I did the best I could, while Alyssa read a nearby sign describing early life in Moab. Soon we were in the car again, driving on River Road, passing by the canyon and rapids we had experienced over the past couple of days. This road had also been my first experience in the region, having taken it into Moab on the previous year’s trip, where I had commented then that this was a place I wanted to bring Alyssa. It was fitting then, that this would be how I’d leave the town.
I-70, through western Colorado, is one of the few entries in my list of “Places I like in the Interstate Highway System.” The road twists and curves its way through the Rockies in a way that it does nowhere else. A portion of the time, we followed along the Colorado River, seeing kayakers and rafters tackling rapids stronger than what we had faced the day before. Aside from some construction near Vail, which looks significantly different in the summer than when I’d been there during previous winters, traffic flowed smoothly.
We kept driving, and soon left the Interstate for a local road that would keep us in the mountains and bypass Denver. The smaller road climbed higher, and soon we were above the snow line once more. I said to Alyssa that we would stop somewhere so she could touch the snow, a rarity now that we were a few days into summer. Moments later, I saw a sign marking the Continental Divide at Hoosier’s Pass and decided there’d be no place better to stop. We stepped out of the car and walked along a trail leading off into the woods. Roughly a hundred yards later, we stopped at a remaining pile of snow, dense enough to still support our weight.
Earlier, while we were in Silverton, Alyssa bought a film called “Ghosts of the West.” The hour-long film talked about many of mining boomtowns built during the late 19th century only to be abandoned later, becoming ghost towns after the ore had dried up. At one point the film mentioned the South Park City Museum, which relocated and restored many of the old buildings, creating a historic town identical to how a boomtown would’ve looked in it’s time. Unfortunately, we learned about this much later and drove through the town of Fairplay never knowing it was there. But the name piqued our curiosity and after some quick Googling, we discovered another thing we missed: Fairplay is the real life setting for the show South Park. Another missed opportunity.
Over the past few days, I had fought with the solar power kit we had bought in Albuquerque. I didn’t know if it had overheated while sitting in the car throughout the hot Moab days, or if another issue plagued it, but I had decided that it wasn’t working like it should be. Arriving in Colorado Springs, our first major city since leaving Albuquerque, we headed to a REI. The cashier had no issue with doing the exchange, and while there I chose to pick up a few of the travel items I had lost earlier in the trip while Alyssa went to go look at climbing gear. I was glad that she overcame her apprehension about the rappel and, more than that, was seeing every rock as something either to scramble up or to rappel down. She was hooked.
We left the store and stopped a moment later for dinner at Carraba’s, before making our way to the Air Force Academy where we’d be spending the night. I explained to Alyssa that, even though it wasn’t my source of commissioning, I felt that by traveling to the Academy and seeing it, I might be able to relate a little better to my fellow officers who had graduated from there.
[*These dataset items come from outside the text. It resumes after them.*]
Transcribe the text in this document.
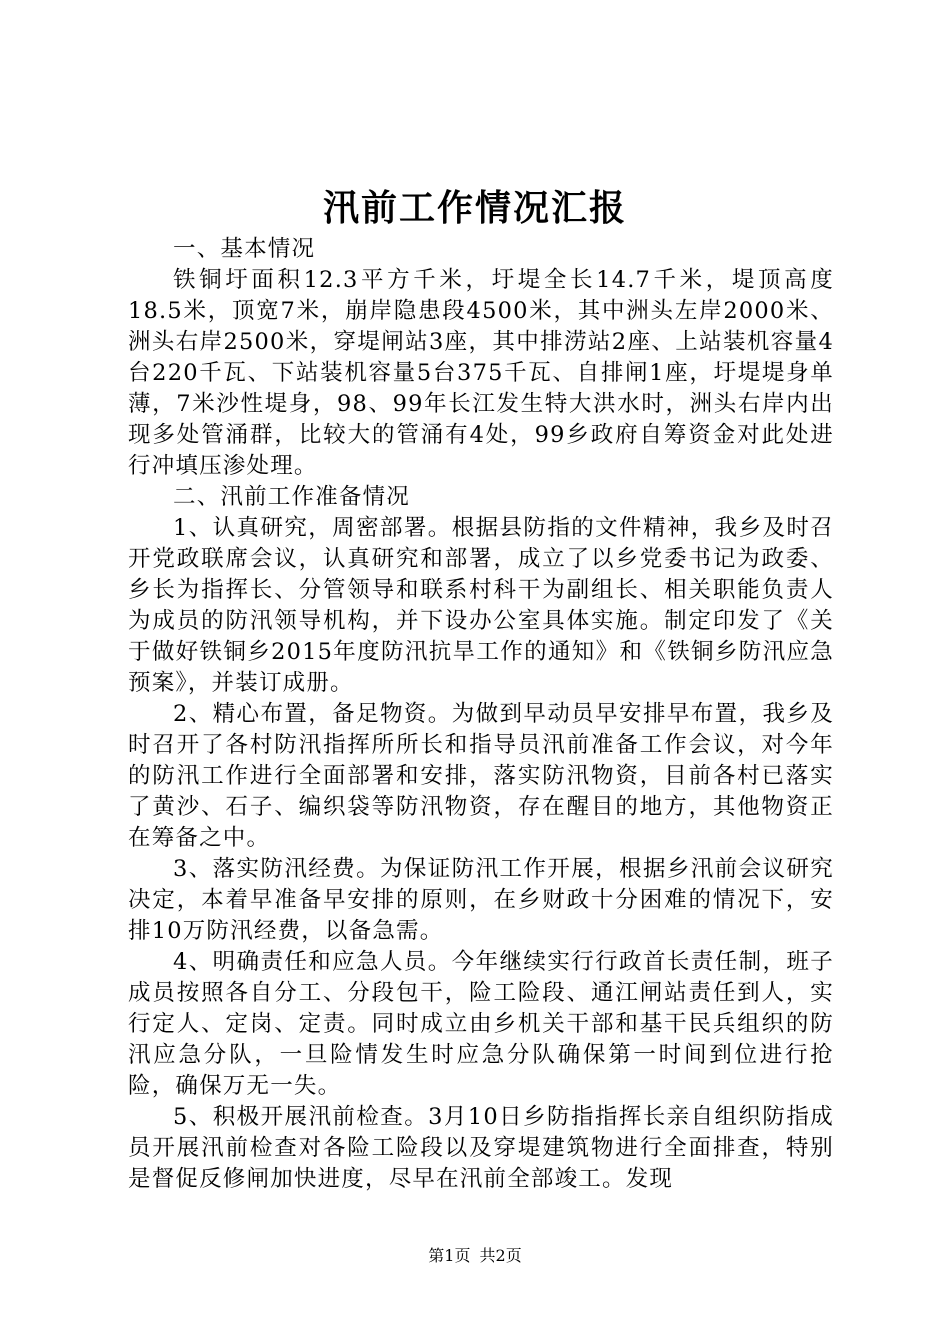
汛前工作情况汇报

一、基本情况

铁铜圩面积12.3平方千米，圩堤全长14.7千米，堤顶高度18.5米，顶宽7米，崩岸隐患段4500米，其中洲头左岸2000米、洲头右岸2500米，穿堤闸站3座，其中排涝站2座、上站装机容量4台220千瓦、下站装机容量5台375千瓦、自排闸1座，圩堤堤身单薄，7米沙性堤身，98、99年长江发生特大洪水时，洲头右岸内出现多处管涌群，比较大的管涌有4处，99乡政府自筹资金对此处进行冲填压渗处理。

二、汛前工作准备情况

1、认真研究，周密部署。根据县防指的文件精神，我乡及时召开党政联席会议，认真研究和部署，成立了以乡党委书记为政委、乡长为指挥长、分管领导和联系村科干为副组长、相关职能负责人为成员的防汛领导机构，并下设办公室具体实施。制定印发了《关于做好铁铜乡2015年度防汛抗旱工作的通知》和《铁铜乡防汛应急预案》，并装订成册。

2、精心布置，备足物资。为做到早动员早安排早布置，我乡及时召开了各村防汛指挥所所长和指导员汛前准备工作会议，对今年的防汛工作进行全面部署和安排，落实防汛物资，目前各村已落实了黄沙、石子、编织袋等防汛物资，存在醒目的地方，其他物资正在筹备之中。

3、落实防汛经费。为保证防汛工作开展，根据乡汛前会议研究决定，本着早准备早安排的原则，在乡财政十分困难的情况下，安排10万防汛经费，以备急需。

4、明确责任和应急人员。今年继续实行行政首长责任制，班子成员按照各自分工、分段包干，险工险段、通江闸站责任到人，实行定人、定岗、定责。同时成立由乡机关干部和基干民兵组织的防汛应急分队，一旦险情发生时应急分队确保第一时间到位进行抢险，确保万无一失。

5、积极开展汛前检查。3月10日乡防指指挥长亲自组织防指成员开展汛前检查对各险工险段以及穿堤建筑物进行全面排查，特别是督促反修闸加快进度，尽早在汛前全部竣工。发现

第1页 共2页
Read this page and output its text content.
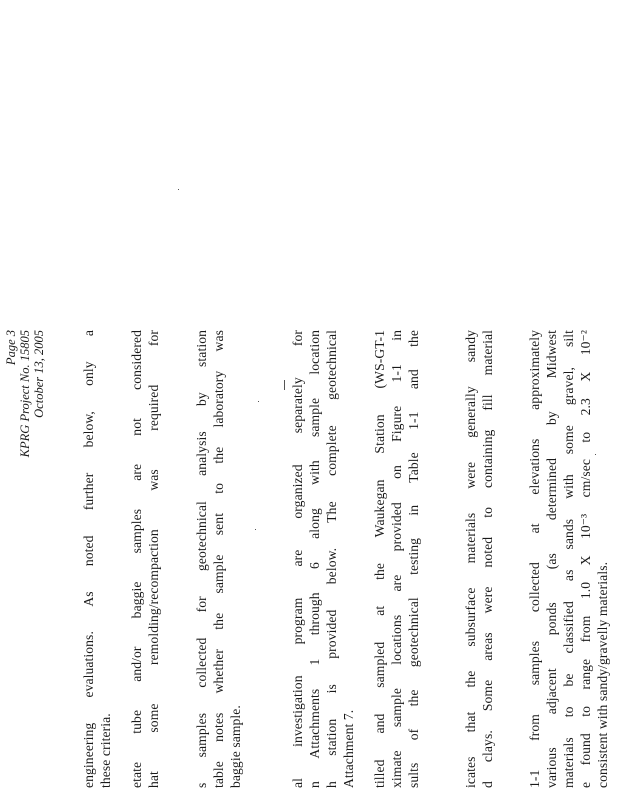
Page 3 KPRG Project No. 15805 October 13, 2005	engineering evaluations. As noted further below, only a these criteria. etate tube and/or baggie samples are not considered hat some remolding/recompaction was required for s samples collected for geotechnical analysis by station table notes whether the sample sent to the laboratory was baggie sample.	al investigation program are organized separately for n Attachments 1 through 6 along with sample location h station is provided below. The complete geotechnical Attachment 7. tilled and sampled at the Waukegan Station (WS-GT-1 ximate sample locations are provided on Figure 1-1 in sults of the geotechnical testing in Table 1-1 and the	icates that the subsurface materials were generally sandy d clays. Some areas were noted to containing fill material 1-1 from samples collected at elevations approximately various adjacent ponds (as determined by Midwest materials to be classified as sands with some gravel, silt e found to range from 1.0 X 10⁻³ cm/sec to 2.3 X 10⁻² consistent with sandy/gravelly materials.
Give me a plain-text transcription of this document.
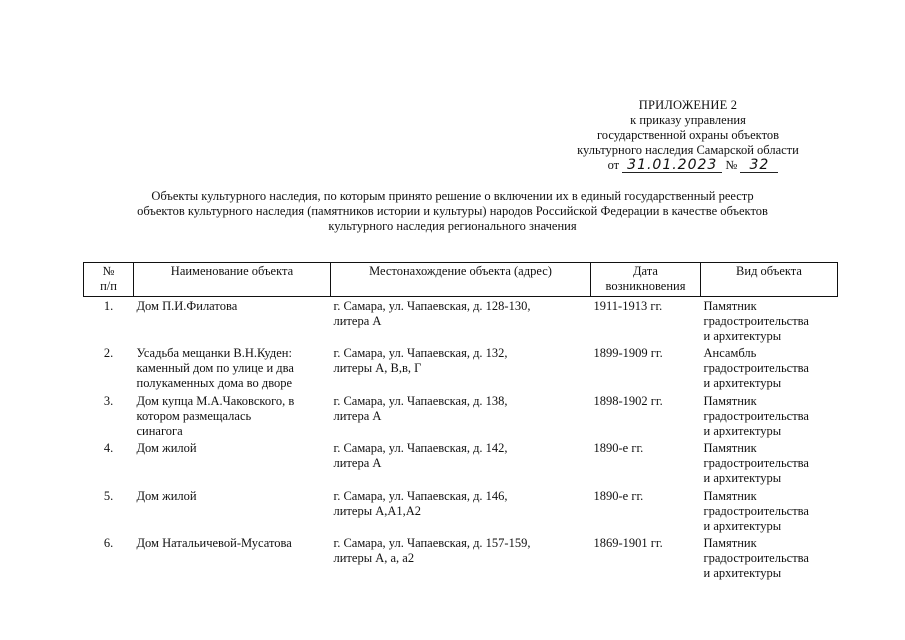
ПРИЛОЖЕНИЕ 2
к приказу управления
государственной охраны объектов
культурного наследия Самарской области
от 31.01.2023 № 32
Объекты культурного наследия, по которым принято решение о включении их в единый государственный реестр
объектов культурного наследия (памятников истории и культуры) народов Российской Федерации в качестве объектов
культурного наследия регионального значения
№
п/п	Наименование объекта	Местонахождение объекта (адрес)	Дата
возникновения	Вид объекта
1.	Дом П.И.Филатова	г. Самара, ул. Чапаевская, д. 128-130,
литера А	1911-1913 гг.	Памятник
градостроительства
и архитектуры
2.	Усадьба мещанки В.Н.Куден:
каменный дом по улице и два
полукаменных дома во дворе	г. Самара, ул. Чапаевская, д. 132,
литеры А, В,в, Г	1899-1909 гг.	Ансамбль
градостроительства
и архитектуры
3.	Дом купца М.А.Чаковского, в
котором размещалась
синагога	г. Самара, ул. Чапаевская, д. 138,
литера А	1898-1902 гг.	Памятник
градостроительства
и архитектуры
4.	Дом жилой	г. Самара, ул. Чапаевская, д. 142,
литера А	1890-е гг.	Памятник
градостроительства
и архитектуры
5.	Дом жилой	г. Самара, ул. Чапаевская, д. 146,
литеры А,А1,А2	1890-е гг.	Памятник
градостроительства
и архитектуры
6.	Дом Натальичевой-Мусатова	г. Самара, ул. Чапаевская, д. 157-159,
литеры А, а, а2	1869-1901 гг.	Памятник
градостроительства
и архитектуры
A moment later, an animal passed by us on the road. I didn’t recognize it, and by the time we stopped, it was gone. It didn’t look like a deer, and I didn’t think of Colorado as moose country. I drove onwards while Alyssa searched the internet and decided it was an elk. A mile or two later, I saw a deer on the side of the road, and pulled over. As I grabbed my camera, another deer appeared, grazing on the grasses. I snapped an image or two while hearing Alyssa tell me they were mule deer.
We reached the hotel and checked in. After taking our bags to the room, I talked Alyssa into going to Walgreens with me. I wanted some hydrogen peroxide and Neosporin. As much as I liked the idea of having a scar running across my face, I realized I should do what I could to minimize it.